The below is an update to our previously published opinion piece titled “A Spectre is Haunting Europe: Debt Mutualisation,” published on April 6th 2020.

The Eurogroup met on the evening of Tuesday, April 7th, and after a night-long negotiation which didn’t lead to an agreement, reconvened on Thursday, April 9th. Eventually, the gridlock was broken and a common position on a comprehensive package of measures was reached.

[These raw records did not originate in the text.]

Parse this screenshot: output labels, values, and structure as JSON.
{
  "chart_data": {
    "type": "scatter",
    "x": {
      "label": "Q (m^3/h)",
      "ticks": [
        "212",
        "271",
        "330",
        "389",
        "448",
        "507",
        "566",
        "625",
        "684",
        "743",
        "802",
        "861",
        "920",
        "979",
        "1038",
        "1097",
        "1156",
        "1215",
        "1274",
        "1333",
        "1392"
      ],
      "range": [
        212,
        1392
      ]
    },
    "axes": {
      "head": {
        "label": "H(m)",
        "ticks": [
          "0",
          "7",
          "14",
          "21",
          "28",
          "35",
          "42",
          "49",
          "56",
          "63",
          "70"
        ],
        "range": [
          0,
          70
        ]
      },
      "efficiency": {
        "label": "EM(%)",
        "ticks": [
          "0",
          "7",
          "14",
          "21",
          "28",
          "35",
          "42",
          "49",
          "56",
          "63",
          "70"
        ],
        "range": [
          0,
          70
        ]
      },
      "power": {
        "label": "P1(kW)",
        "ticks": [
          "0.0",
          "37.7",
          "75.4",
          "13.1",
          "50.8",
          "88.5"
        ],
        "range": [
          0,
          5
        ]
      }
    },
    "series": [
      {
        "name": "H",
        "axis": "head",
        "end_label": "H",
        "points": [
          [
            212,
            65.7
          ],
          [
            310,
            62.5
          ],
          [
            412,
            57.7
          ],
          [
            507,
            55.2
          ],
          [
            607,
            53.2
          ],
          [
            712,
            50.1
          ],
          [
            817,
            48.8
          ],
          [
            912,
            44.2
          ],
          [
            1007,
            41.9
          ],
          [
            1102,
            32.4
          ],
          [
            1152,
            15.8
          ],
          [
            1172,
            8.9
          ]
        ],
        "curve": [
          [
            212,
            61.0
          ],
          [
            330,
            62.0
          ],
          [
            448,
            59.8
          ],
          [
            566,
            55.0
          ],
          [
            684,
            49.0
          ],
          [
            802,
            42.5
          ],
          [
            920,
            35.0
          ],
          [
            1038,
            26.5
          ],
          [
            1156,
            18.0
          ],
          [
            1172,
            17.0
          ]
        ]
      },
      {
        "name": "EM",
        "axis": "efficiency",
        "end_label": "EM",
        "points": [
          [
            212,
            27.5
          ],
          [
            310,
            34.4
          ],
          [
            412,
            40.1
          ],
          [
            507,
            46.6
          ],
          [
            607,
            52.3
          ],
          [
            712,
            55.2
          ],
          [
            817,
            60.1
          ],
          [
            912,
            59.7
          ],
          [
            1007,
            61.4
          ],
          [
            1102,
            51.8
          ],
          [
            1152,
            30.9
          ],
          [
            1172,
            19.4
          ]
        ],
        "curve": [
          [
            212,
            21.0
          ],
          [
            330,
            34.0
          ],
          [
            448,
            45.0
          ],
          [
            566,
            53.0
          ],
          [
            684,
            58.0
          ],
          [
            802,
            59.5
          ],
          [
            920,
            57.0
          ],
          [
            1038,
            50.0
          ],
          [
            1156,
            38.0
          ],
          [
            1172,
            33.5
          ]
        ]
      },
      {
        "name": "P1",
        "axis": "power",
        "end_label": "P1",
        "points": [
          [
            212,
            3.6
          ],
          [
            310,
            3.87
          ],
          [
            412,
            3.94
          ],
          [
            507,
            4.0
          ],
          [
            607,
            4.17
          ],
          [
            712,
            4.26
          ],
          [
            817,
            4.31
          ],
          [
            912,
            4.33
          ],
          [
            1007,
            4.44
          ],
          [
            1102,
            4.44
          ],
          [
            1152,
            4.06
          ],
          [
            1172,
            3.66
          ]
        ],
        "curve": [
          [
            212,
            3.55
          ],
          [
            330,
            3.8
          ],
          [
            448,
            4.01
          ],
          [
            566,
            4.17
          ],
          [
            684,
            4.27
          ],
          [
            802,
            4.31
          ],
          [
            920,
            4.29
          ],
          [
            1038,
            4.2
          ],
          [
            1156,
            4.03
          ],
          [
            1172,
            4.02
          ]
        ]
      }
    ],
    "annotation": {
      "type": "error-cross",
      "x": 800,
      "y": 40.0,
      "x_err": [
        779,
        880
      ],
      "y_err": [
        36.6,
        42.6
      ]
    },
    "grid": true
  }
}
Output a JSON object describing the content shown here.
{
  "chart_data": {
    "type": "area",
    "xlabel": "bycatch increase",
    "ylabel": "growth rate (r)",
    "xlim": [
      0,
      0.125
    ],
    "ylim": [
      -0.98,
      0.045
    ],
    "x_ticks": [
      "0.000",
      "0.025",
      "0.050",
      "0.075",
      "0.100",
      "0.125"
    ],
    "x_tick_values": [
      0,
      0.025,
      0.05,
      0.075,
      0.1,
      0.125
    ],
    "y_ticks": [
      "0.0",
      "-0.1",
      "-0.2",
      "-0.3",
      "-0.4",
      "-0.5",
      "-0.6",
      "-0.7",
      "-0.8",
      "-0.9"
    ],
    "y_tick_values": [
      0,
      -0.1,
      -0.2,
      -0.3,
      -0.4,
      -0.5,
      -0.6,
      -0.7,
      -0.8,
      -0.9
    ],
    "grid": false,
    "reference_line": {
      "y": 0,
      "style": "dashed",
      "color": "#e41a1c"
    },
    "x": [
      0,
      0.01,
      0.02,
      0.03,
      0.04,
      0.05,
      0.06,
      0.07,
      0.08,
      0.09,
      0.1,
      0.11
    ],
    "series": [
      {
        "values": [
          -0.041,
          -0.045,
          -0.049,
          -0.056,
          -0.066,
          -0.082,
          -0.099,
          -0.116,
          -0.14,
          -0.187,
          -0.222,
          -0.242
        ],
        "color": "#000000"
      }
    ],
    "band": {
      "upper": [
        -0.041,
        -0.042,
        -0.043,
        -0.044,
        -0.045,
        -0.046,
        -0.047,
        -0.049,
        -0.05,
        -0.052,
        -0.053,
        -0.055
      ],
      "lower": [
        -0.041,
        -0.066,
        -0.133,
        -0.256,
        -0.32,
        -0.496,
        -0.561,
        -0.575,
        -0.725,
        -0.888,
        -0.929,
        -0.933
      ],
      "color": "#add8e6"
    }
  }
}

Here are the four main elements of the package:
1) A temporary loan-based instrument called SURE (Support to mitigate Unemployment Risks in an Emergency) was agreed upon. SURE will seek to support EU member states in protecting employment through favourable-term loans up to €100bn, building on the European Union (EU) budget as much as possible and on guarantees from the member states;
2) The European Investment Bank (EIB) will create a guarantee fund of €25bn to provide guarantees to loans up to €200bn (an 8X multiplier is standard EIB practice) to support companies, particularly Small and Medium Enterprises (SMEs). The EIB programme will complement the wide loan guarantee schemes provided at the national level to ensure liquidity in the economy;
3) On the European Stability Mechanism (ESM), it was decided that, through the so-called Enhanced Conditions Credit Line scheme (ECCL), the ESM will support financing for a benchmark amount of 2% of member states’ current GDP. The only conditionality is that this credit line will be used for “financing of direct and indirect healthcare, cure and prevention related costs due to the COVID-19 crisis”;
4) On the most “mutualistic” proposal related to the creation of common debt instruments, progress was limited. There was somehow agreement to disagree on key elements of an ad hoc “Recovery Fund”, i.e. on its relation to the EU budget, its financing sources, or its innovative financial instruments. The decision on how to proceed is being sent up to European Leaders, who will meet on April
23rd.
The first two measures of the package, the SURE and the EIB guarantee scheme, were not particularly controversial and were broadly agreed in advance. The focus of the 16-hour negotiations was indeed on the use of the ESM and on the Recovery Fund as well as on their interplay. In our view, the results are an “honest” agreement which helps and moves the posts of the discussion further ahead.
However, we believe some aspects of it are a bit disconcerting: The ESM could become an “Achilles and the tortoise” paradox, in which the southern countries which have been asking for relaxing the conditionality elements of the ESM credit line have broadly obtained what they asked for, but they could end up never using it for reasons of domestic policy. The ESM “stigma” seems at the moment insurmountable; The negotiations on a “Recovery Fund” can be compared to a reverse “Penelope’s web”, in which the gap between those who want a common debt instrument and those who oppose it widens during the day, when Parliaments are working, and narrows at night, during the negotiations. We believe that to construe such an instrument may take time, well beyond the next European Council meeting. Perhaps the upcoming heavyweight EU Presidencies of Germany (second half of 2020) and France (first half of 2021) will help to complete the web. In the meantime, the European Central Bank will continue to guard on the safety of the Eurozone and we believe markets have taken note of that.